The process of concurrent sound segregation is different in expert musicians. Musicians are better at identifying concurrently occurring sounds, and this is paralleled by neural change. This positive change in musicians is probably due to experience in dealing with chords and other harmonic (and inharmonic) relations found in music. Enhancements to concurrent sound segregation and related neural activity suggest that primitive auditory scene abilities are improved by long-term musical training.
Acknowledgments
The research was supported by grants from the Canadian Institutes of Health Research and the Natural Sciences and Engineering Research Council of Canada.

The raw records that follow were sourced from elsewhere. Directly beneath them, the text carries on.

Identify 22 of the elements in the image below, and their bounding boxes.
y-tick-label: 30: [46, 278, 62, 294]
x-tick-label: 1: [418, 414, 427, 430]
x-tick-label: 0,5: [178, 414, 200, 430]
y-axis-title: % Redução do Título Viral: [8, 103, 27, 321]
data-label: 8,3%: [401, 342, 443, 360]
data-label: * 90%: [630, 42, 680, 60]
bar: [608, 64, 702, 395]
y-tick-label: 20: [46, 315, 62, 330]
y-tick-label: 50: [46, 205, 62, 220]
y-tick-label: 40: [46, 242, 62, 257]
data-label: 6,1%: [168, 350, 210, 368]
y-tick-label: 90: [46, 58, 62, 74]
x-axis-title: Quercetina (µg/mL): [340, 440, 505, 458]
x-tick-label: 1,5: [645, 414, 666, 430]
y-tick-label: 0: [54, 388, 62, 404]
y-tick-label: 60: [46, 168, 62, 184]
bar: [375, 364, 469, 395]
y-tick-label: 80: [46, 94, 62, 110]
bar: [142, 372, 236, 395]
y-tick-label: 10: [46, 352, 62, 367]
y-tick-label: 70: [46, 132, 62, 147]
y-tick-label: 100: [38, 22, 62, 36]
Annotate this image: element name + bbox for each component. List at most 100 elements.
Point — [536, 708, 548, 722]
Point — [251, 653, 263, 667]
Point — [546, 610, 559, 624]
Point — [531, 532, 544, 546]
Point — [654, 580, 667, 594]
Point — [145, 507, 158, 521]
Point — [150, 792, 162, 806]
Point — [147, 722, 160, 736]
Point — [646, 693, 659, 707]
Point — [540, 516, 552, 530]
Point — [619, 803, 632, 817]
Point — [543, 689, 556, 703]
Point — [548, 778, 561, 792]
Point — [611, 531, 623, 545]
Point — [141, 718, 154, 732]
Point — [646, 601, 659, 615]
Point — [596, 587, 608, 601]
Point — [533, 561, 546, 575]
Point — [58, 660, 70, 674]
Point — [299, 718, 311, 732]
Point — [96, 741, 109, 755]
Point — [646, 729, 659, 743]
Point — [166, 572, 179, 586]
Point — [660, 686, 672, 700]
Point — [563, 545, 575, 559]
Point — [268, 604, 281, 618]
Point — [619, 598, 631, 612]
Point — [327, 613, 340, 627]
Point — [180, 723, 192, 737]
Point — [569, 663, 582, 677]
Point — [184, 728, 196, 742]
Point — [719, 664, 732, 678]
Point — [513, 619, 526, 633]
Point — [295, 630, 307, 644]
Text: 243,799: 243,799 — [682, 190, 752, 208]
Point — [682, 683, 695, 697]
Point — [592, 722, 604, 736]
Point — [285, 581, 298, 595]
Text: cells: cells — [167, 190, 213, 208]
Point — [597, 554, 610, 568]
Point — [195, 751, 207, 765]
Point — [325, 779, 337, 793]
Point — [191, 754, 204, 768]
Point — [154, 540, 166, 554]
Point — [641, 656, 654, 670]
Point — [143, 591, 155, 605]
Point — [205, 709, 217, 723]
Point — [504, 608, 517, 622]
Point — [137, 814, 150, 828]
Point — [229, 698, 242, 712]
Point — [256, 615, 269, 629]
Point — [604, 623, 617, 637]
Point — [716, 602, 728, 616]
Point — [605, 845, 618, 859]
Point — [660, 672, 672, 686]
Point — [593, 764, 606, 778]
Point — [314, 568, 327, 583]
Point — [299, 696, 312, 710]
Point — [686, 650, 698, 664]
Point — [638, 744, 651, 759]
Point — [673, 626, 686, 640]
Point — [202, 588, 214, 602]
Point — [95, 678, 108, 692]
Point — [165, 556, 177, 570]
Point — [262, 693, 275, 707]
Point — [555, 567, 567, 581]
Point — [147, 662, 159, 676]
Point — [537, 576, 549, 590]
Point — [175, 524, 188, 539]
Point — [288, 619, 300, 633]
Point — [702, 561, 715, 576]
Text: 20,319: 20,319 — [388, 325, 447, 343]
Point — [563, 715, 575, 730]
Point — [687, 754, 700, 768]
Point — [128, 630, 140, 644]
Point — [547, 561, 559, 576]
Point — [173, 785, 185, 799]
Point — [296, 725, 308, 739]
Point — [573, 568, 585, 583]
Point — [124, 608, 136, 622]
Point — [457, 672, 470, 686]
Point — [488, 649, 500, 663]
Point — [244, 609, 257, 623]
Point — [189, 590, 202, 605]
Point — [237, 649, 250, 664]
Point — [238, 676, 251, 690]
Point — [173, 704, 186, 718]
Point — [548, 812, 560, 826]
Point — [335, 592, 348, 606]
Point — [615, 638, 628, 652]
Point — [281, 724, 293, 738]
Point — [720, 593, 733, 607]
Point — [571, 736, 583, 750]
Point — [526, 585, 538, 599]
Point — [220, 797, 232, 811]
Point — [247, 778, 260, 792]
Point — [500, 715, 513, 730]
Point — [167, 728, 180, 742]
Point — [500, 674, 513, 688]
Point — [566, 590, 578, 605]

Special thanks to Dr. Takako Fujioka, Dr. Ivan Zendel, Patricia Van Roon, and two anonymous reviewers for constructive comments on earlier versions of this manuscript.

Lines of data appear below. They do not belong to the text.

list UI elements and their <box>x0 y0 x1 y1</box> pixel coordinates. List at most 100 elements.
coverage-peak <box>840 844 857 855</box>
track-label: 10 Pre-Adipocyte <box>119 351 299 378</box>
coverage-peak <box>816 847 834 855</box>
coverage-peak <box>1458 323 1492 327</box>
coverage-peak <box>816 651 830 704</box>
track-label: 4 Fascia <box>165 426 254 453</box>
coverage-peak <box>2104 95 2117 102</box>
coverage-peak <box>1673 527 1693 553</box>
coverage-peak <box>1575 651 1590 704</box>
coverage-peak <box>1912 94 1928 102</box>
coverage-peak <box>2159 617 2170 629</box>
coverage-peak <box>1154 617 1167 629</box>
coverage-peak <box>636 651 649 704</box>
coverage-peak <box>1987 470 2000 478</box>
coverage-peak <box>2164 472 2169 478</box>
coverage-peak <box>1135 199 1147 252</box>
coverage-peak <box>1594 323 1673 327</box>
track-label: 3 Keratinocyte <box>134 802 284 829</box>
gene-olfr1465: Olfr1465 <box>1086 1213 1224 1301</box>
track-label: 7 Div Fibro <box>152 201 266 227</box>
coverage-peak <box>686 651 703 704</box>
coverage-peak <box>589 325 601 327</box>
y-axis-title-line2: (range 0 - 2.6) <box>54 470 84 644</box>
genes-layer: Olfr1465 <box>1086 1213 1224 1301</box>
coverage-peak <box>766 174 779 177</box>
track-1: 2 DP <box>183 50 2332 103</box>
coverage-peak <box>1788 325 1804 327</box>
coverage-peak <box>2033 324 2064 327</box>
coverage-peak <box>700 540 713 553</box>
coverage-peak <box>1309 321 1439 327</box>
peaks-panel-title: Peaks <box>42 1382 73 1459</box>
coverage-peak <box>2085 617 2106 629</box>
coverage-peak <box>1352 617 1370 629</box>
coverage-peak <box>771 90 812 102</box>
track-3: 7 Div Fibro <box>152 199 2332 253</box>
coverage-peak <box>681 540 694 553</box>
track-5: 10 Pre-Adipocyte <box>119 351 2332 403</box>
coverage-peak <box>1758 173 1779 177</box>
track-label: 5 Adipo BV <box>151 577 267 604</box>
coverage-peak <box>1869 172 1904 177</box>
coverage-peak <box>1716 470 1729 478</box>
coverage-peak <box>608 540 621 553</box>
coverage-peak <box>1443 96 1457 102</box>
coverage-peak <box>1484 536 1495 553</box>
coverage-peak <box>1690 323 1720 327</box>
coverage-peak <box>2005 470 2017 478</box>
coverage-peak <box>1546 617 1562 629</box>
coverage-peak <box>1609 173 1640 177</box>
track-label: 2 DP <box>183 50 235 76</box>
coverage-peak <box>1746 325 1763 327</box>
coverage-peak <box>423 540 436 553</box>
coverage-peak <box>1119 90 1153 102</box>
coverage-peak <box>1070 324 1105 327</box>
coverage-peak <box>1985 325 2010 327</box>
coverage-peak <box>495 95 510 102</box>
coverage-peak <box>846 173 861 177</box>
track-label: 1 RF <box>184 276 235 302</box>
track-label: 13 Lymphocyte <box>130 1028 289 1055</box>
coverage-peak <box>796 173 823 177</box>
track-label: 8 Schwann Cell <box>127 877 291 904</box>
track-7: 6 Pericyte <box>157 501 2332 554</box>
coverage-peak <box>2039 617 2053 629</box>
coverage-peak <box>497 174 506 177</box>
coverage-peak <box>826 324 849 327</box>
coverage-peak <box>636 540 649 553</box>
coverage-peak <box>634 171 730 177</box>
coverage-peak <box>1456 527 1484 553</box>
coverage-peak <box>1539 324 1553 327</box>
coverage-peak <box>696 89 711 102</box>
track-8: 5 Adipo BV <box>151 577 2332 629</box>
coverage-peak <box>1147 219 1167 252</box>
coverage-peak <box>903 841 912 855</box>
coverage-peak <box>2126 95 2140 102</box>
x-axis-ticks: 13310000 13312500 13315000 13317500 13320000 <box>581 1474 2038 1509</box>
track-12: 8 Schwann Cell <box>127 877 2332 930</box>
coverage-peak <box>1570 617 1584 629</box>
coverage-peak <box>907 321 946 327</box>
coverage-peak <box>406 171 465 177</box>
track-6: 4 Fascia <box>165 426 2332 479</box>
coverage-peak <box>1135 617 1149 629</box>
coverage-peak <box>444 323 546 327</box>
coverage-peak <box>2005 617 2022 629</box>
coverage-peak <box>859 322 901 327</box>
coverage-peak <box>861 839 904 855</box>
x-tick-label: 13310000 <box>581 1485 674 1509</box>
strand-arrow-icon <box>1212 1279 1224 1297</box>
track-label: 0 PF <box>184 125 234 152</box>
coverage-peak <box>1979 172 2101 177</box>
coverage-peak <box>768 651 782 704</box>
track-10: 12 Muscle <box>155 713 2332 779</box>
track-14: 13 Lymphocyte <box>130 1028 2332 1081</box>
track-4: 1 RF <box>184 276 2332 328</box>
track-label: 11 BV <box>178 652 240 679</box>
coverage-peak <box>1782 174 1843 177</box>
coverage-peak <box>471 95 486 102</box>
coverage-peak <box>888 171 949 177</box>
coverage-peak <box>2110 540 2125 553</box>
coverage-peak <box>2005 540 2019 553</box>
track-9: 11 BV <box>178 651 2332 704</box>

Reprint requests should be sent to Claude Alain, Rotman Research Institute, Baycrest Centre for Geriatric Care, 3560 Bathurst Street, Toronto, Ontario, Canada M6A 2E1, or via e-mail: [email protected].
Note
The N1 wave refers to a deflection in the auditory ERPs that peaks at about 100 msec after sound onset and is largest over the fronto-central scalp region. It is followed by an N1c, which is a smaller negative wave over the right and the left temporal sites and a P2 wave that peaks at about 180 after sound and is maximal over the central scalp region. For a more detailed review of long-latency human auditory-evoked potentials, see Crowley and Colrain (2004), Scherg et al. (1999), Starr and Don (1988), and Näätänen and Picton (1987).